The only thing scarier than haunted houses, clowns and horror movies are hangovers that leave you with throbbing headaches, nausea and exhaustion.
A night of drinking is typically followed by a morning of repentance and an attempt to reverse hangover symptoms. Halloween weekend is upon us, and in order to prepare for the inevitable, two experts weighed in on the science behind your post-drinking sickness to reveal what is fact and fiction.
Fact: Scientific reasoning
Randall Packer, a retired professor of biology and former chair of the biology department, said the substance behind the symptoms of a hangover is ethanol, a chemical found in alcohol. Packer said ethanol suppresses a hormone — called an antidiuretic hormone — that helps the body regulate and retain water. When the hormone is suppressed by alcohol, a person becomes dehydrated, which is the major cause of hangover symptoms, Packer said.
“It results in the drunk behavior you’re familiar with: Slurring, dizziness and very often vomiting,” he said.
In addition to the painful headaches and nausea following a night of drinking, a hangover can have effects that last long after your symptoms wear off. Packer said alcohol is broken down in the liver and can cause long-term liver damage.
Fiction: Steer clear of sweet drinks
Packer said some people believe that mixing alcohol with other beverages in sweet cocktails makes them feel the effects of a hangover the next day more intensely than if they just drank straight liquor. But that’s not the case.
“A lot of times people say that sweet drinks made them sicker,” Packer said. “Well the fact is, it wasn’t the mix. It was the drinking.”
Mixed drinks typically mask the bitter taste of alcohol, leaving the drinks with a better taste and leading people to overindulge, Packer said. Liquors vary in their ethanol content, but most have about 40 to 45 percent while syrupy, sweet alcohol – called liqueur – that people attribute to hangover symptoms usually has about 20 percent, Packer said.
Because liqueurs have about half the ethanol of other alcohols, Packer said they don’t produce the same effects as stronger liquor and can’t be blamed for your post-party hangover.
Fact: Dark liquor makes you sicker
Robert Donaldson, a professor of biology and the chair of the biology department, said if you spend your night sipping on a darker liquor, you might feel the effects of a hangover more than if you drink alcohol lighter in color.
Donaldson said darker liquors — like whiskey, cognac and red wine — contain “unusual compounds” called congeners that are produced during fermentation in addition to ethanol. Congeners have been studied and found by some researchers to cause more hangovers, Donaldson said.
“The worst ones are the ones you can just see,” Donaldson said. “You look at them and you see a lot of color to them and you know they’re bad.”
Avoiding drinks which have a dark hue to them is a good first step to lessen the chances of getting a hangover.
Fiction: Stick to top shelf
Packer falsified the common belief that expensive alcohol will cause less of a hangover than its cheaper counterparts.
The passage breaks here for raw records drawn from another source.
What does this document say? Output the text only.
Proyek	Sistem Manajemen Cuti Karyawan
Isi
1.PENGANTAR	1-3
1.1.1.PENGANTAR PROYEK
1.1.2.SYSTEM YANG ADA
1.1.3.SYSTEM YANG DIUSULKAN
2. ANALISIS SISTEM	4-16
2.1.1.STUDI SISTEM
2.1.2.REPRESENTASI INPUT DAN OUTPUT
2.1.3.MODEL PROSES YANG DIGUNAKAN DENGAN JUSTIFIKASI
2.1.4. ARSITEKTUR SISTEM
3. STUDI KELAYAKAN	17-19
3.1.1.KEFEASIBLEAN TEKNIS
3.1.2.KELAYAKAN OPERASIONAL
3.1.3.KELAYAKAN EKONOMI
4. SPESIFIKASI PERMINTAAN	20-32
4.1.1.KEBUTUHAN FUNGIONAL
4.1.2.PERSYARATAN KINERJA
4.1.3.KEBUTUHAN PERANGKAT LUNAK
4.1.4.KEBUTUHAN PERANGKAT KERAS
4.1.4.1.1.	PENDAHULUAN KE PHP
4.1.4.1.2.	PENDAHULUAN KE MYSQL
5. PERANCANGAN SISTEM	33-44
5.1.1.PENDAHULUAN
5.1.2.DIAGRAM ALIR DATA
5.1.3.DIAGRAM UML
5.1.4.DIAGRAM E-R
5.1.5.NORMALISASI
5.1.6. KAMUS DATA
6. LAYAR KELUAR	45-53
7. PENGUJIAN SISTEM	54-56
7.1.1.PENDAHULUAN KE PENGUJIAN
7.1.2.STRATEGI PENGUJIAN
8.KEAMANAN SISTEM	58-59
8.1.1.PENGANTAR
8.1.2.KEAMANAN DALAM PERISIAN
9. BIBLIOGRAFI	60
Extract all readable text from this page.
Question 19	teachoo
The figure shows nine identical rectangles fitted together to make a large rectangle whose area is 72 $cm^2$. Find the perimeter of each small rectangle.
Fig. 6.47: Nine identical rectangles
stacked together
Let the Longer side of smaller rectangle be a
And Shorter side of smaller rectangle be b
It might taste better and make your wallet emptier, but at the end of the day all alcohol has the same effect on your body, he said.
“These days most of the liquor one could consume will be about the same and will have the same physiological effect, given you’ve taken in the same amount of ethanol,” Packer said.
Packer said this myth might have been true years ago when cheap liquor was “adulterated” and not completely pure, but now all liquor is the same.
Fact: No magic cure
Packer and Donaldson both said there is no magic cure to treating a hangover once it happens. The only thing to prevent that achy sick feeling after a night out is to not drink past your limit, they said.
Rest and rehydration are the only cures. Packer said there is no quick fix to stopping hangovers in their tracks, but drinking water and other fluids with electrolytes, like Gatorade, can help to rehydrate your body faster.
“It’s not gonna fix it completely, but it will help,” Packer said. “The long-term cure is rest and sleep.”